2016 4-21 354 FAV

Seva Water first got into farming during a gap-year in Perryville, Arkansas living in agricultural community.  After several seasons of weaving education for social justice and ecological sensibility along with farming internships in Gettysburg and Biglerville, PA she returned to Western Massachusetts to find a home place to dig in.  In 2012 she began learning from and working with refugee and immigrant farmers growing food for their families and local markets in Greater Springfield and Worcester, providing technical assistance and co-managing an aggregated community supported agriculture program.  She also began submersing herself in locally-abundant expertise and enthusiasm around ecological agriculture, agroforestry, and permaculture, and connecting it to anti-racism and food justice work.  Her meanderings brought her to the 2014 Northeast Permaculture Convergence in Unity, Maine, where she met Kalyan…

Kalyan Water is a collector of skills and a dreamer, looking for ways to live lighter and help regenerate this planet.  With a very alternative upbringing focused on food and spirituality, Kalyan embodies a desire to give not just people but all things the respect that life deserves.  His thirst to holistically understand the world and its people has accompanied him throughout his life and the many different places he has lived and traveled.  In previous incarnations, Kalyan has worked as a carpenter, massage therapist, bookseller, cook, arborist, and animal husband, among others, choosing to be schooled through life experience rather than books or experts.  The hilltowns of western Massachusetts have been long been his grounding place and it is a pleasure to finally come home to Cummington with Seva.


Nutwood Farm is located on 7 acres at the edge of Hampshire and Berkshire counties in the hills of Cummington, MA on land that was formally stewarded by the Muh-he-con-neok (“People of the Waters that are never still”) or Mohicans.  Other nearby indigenous peoples included the Pocumtuk, Nonotuck, and Abenaki.  Before colonization, these hills were rich with culture, abundant wildlife, ancient woodlands, medicinal plants, and thick topsoil.

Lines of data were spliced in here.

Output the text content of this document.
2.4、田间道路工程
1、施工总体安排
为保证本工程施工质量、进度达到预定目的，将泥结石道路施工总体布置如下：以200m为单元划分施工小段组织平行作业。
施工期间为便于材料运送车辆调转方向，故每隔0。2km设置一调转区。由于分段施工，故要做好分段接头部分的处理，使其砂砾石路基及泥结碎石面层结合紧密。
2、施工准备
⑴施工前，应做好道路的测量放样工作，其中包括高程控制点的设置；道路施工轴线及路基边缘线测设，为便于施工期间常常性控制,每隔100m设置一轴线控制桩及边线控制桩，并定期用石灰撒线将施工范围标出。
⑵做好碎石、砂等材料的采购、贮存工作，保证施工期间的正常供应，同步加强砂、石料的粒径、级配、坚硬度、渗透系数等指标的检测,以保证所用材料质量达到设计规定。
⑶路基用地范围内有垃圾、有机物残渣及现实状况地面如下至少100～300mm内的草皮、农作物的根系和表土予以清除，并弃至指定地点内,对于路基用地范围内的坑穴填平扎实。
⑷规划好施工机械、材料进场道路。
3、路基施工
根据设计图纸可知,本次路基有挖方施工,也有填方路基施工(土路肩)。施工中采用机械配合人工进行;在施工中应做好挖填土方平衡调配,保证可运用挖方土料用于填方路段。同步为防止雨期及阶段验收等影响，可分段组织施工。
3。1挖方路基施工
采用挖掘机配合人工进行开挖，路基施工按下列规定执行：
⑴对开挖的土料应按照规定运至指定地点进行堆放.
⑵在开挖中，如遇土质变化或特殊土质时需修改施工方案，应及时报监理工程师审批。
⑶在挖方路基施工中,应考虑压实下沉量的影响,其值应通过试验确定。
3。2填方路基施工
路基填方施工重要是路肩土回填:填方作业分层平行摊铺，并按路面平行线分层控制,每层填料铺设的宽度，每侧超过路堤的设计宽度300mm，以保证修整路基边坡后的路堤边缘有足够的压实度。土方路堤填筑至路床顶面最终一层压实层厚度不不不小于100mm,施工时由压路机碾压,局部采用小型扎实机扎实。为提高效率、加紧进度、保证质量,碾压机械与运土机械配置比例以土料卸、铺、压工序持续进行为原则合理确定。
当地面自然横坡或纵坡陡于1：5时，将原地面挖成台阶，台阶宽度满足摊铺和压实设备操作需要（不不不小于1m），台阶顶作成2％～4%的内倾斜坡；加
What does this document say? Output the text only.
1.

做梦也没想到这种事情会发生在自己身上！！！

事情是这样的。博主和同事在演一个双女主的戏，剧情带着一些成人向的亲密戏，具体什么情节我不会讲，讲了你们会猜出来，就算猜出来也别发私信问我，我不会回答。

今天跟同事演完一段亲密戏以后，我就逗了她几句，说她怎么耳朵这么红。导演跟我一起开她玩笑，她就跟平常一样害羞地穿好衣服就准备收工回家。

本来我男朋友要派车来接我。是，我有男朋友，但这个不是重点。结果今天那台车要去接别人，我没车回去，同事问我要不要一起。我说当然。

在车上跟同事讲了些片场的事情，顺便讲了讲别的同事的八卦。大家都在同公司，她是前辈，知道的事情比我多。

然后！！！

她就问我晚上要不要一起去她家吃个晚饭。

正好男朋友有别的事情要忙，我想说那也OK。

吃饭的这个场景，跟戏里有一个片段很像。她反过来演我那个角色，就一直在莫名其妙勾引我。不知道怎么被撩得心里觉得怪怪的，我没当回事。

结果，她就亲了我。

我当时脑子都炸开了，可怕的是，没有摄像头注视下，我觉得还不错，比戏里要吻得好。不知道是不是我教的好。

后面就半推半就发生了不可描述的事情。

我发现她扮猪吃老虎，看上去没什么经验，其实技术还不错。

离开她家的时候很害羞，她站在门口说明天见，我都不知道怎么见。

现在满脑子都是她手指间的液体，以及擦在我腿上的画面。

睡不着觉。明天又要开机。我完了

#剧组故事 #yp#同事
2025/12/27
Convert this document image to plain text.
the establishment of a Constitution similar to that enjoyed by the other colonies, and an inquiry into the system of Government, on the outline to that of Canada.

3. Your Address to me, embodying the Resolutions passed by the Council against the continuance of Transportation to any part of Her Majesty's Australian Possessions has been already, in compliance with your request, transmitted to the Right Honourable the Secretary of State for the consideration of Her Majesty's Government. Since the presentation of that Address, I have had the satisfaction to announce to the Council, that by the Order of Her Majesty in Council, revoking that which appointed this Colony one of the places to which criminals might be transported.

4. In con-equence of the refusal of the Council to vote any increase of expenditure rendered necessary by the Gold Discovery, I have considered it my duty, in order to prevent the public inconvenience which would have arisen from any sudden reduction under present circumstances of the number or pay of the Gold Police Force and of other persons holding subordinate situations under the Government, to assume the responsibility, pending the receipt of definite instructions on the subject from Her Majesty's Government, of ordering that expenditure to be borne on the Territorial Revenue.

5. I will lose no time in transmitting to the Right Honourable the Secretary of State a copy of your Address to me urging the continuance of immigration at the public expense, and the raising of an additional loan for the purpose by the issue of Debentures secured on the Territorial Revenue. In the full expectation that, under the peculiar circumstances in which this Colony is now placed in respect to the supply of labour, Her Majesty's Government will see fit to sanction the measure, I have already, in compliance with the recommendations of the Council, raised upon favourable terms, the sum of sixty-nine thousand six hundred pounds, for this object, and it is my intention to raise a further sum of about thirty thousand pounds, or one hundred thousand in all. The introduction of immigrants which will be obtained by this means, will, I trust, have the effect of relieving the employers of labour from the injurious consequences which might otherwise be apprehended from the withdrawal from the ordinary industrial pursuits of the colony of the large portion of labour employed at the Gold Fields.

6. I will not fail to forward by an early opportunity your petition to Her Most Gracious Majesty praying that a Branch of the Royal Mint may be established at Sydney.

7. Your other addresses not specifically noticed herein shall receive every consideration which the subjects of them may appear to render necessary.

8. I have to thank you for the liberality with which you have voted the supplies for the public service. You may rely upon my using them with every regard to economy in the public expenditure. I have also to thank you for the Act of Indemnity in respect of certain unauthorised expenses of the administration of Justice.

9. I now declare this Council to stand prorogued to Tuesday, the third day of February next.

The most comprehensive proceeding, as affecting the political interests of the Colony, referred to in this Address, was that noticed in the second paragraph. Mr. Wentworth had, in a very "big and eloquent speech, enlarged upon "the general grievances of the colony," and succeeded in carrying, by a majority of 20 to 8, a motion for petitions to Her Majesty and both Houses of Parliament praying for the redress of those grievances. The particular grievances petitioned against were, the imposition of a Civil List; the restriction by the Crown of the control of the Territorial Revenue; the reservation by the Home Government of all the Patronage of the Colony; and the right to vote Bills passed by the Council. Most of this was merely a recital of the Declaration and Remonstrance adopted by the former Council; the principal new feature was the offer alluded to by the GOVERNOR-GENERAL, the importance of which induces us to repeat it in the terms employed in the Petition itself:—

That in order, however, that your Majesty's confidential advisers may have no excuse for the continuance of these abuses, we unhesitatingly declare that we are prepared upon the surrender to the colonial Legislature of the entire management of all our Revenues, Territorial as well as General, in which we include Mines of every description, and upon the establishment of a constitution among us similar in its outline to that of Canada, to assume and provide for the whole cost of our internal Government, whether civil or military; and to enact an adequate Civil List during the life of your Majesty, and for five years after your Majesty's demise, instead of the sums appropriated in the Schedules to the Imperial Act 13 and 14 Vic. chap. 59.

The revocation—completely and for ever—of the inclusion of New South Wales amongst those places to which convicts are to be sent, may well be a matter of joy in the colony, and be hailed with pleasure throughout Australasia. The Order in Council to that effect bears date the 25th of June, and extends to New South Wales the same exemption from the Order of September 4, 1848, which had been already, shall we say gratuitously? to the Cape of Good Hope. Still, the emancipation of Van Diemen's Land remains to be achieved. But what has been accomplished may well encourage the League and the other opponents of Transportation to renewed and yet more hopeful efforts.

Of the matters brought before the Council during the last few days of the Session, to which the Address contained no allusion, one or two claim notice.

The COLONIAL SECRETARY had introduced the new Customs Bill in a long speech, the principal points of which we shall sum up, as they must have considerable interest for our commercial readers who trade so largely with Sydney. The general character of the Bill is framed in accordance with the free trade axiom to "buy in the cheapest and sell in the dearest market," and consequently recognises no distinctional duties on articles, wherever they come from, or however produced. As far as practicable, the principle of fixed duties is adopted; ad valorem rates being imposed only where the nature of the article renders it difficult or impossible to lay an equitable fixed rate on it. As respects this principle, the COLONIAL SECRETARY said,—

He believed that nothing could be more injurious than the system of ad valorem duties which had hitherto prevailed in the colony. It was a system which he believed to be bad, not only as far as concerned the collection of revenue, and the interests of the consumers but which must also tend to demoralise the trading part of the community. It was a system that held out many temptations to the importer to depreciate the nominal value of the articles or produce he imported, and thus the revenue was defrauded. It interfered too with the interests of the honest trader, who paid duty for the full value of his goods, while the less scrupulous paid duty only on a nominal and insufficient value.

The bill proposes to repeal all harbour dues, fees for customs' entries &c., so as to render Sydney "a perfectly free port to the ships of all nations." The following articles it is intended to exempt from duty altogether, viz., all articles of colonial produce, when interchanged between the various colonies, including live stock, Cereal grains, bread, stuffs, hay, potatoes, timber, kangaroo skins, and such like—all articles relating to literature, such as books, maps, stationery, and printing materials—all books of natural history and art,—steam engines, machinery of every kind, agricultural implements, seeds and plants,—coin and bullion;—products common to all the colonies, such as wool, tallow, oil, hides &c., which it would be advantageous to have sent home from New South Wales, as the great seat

Today, 250 years after white settlers arrived in what they believed to be an empty wilderness, old stone walls mark the boundaries of old pastures and crop fields and tall pines cover once denuded hills.  The soil now is thin and stony with gently sloping contours that are ideal for regenerative agriculture.  Our fragment of this landscape was last used as a christmas tree farm, cleared and left for regrowth sometime in the mid-1990’s. Fifteen years later it grew into a diverse array of young trees, wild brambles, hawthorns,  blueberries, elderberries, serviceberries, crabapples, and more, and became home to a wide variety of birds and native wildlife.  In our work to reimagine the possibilities in this place we seek to honor the all intricacies of ecological mutuality at play and maintain this place as a refuge and habitat for the widest possible diversity – including us!